Ted Vasin @ Limn Art Gallery
by Andy Richie
ArtSlant San Francisco
June 9, 2008
Limn, from the furniture store fronting Townsend to the galleries in the rear, exudes an intimidating virtuosic wonder. I felt a bit blunt when I entered, like playing Operation at a kegger. Fearing I’d disturb the sleekness and polish oozing everywhere, I caught myself lowering my voice, even breathing softly to preserve the entropy-defying state of fineness witnessed. Bring your diazepam. The artist Ted Vasin commandeered one of the two gallery wings, and to his credit broke the silence, literally. To alter the effect of his dozen-or-so paintings, which can be as amorphous as the brushwork, Vasin performed live electronic music at the opening in the gallery’s center, leaving his paintings the unlikely wallflowers. Following the opening, until the terminus of the exhibit, a prearranged droning soundtrack by Vasin will fill the gallery omnidirectionally. But what of his paintings?
As a painter, Ted Vasin has a CAD-like grasp of modeling, appropriate for a gallery that aspires to bridge art and design. That his screaming talent is delineable through the warp of abstraction he creates tells you what a reservoir he taps. His two portraits notwithstanding, the only recognizable depictions are little pink dicks in one piece by the office—apparently I have pareidolia for the Superbad set. Although unrecognizable, his painted forms are somehow tangible and feel very “concept,” like industrial design with bad math.
Originally, glass blowing seemed the clearest metaphor for his translucent pearls of paint, but now I can do one better: jets of liquid in zero gravity. Yet, these jets loop and zip as if part of this world. It is disappointing, then, that although flow and dynamism dominate his work, Vasin’s compositions lose speed up close. Colors are tightly and evenly brushed and rarely, if ever, touch or overlap—easy to tell through the translucent washes. In other words, I wouldn’t call Ted Vasin a painter’s painter, but he is absolutely an illustrator’s painter.
Faint pencil outlines mark the edges of rectilinear panes on the canvas, and I have no reason to think that the outlines stop underneath the paint—everything here appears rigorously planned. The compositions amusingly (unintentionally?) come off like the trials of an intermediate Photoshop user, blown up to near-billboard dimensions and spread, at times, across two or three canvases butted together. The design-savvy crowd that frequents Limn will have to suspend their evocations of pinch, pucker, skew, posterize, and color channel manipulation—or laugh along.

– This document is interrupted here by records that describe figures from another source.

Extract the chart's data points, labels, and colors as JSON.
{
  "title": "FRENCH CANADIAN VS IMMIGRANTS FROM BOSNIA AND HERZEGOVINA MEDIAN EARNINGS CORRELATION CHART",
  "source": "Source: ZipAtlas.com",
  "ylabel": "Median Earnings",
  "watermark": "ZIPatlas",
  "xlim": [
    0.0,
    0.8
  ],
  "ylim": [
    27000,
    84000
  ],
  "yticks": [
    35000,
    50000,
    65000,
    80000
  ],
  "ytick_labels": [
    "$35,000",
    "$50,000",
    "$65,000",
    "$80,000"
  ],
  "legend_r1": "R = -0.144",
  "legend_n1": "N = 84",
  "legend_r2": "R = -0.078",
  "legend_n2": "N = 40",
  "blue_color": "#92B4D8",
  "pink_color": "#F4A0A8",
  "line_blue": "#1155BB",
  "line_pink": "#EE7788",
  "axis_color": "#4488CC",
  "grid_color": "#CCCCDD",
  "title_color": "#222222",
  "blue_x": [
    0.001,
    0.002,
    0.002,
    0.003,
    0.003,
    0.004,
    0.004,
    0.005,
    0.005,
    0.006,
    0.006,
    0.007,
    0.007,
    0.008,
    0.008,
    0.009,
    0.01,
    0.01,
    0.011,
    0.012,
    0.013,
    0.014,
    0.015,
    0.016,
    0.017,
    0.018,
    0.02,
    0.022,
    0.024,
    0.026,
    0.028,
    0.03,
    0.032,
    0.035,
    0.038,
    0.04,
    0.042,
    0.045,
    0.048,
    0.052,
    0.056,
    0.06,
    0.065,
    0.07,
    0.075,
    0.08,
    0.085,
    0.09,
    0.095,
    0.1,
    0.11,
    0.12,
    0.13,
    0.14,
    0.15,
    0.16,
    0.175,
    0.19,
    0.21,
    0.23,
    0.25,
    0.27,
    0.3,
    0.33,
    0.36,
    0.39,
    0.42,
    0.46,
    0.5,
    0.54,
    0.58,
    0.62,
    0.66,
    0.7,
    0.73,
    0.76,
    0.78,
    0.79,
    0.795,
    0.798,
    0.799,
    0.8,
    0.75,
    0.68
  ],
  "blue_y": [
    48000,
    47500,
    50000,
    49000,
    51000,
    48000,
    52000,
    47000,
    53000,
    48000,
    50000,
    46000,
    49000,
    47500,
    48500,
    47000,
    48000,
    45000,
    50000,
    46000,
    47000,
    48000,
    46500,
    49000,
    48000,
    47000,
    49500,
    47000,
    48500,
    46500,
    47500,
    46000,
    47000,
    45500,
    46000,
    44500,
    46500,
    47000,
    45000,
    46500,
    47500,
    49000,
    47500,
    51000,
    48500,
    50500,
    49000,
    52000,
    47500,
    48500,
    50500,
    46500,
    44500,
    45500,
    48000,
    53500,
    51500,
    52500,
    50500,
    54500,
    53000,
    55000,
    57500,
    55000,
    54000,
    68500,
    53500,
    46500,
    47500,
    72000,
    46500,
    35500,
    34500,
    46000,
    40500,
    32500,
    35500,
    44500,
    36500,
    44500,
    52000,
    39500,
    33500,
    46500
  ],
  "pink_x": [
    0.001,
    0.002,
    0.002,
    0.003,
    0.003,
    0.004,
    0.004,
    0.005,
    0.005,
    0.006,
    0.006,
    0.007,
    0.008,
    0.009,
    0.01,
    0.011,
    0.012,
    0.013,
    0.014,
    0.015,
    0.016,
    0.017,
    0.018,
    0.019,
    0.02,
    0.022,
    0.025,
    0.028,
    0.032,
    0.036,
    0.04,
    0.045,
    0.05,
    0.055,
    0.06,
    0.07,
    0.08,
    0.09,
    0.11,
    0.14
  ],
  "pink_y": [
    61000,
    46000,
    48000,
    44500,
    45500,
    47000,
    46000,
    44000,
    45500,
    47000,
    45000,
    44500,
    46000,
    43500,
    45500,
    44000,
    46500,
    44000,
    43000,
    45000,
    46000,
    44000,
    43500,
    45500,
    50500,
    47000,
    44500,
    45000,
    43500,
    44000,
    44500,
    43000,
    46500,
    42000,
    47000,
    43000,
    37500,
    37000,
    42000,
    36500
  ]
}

Accuse Vasin of paint-by-number pictures with limping vitals, but at its best his work induces a kind of superflat vertigo, as if Murakami and Rosenquist works blew up on canvas, then the canvas followed suit. His use of negative space is pocked with brilliant description, and opaque shapes joust for attention with the translucent rings and ribs. Applause is extended for his refreshing lack of irony; if any statement is being made, it’s in the gesture of creating.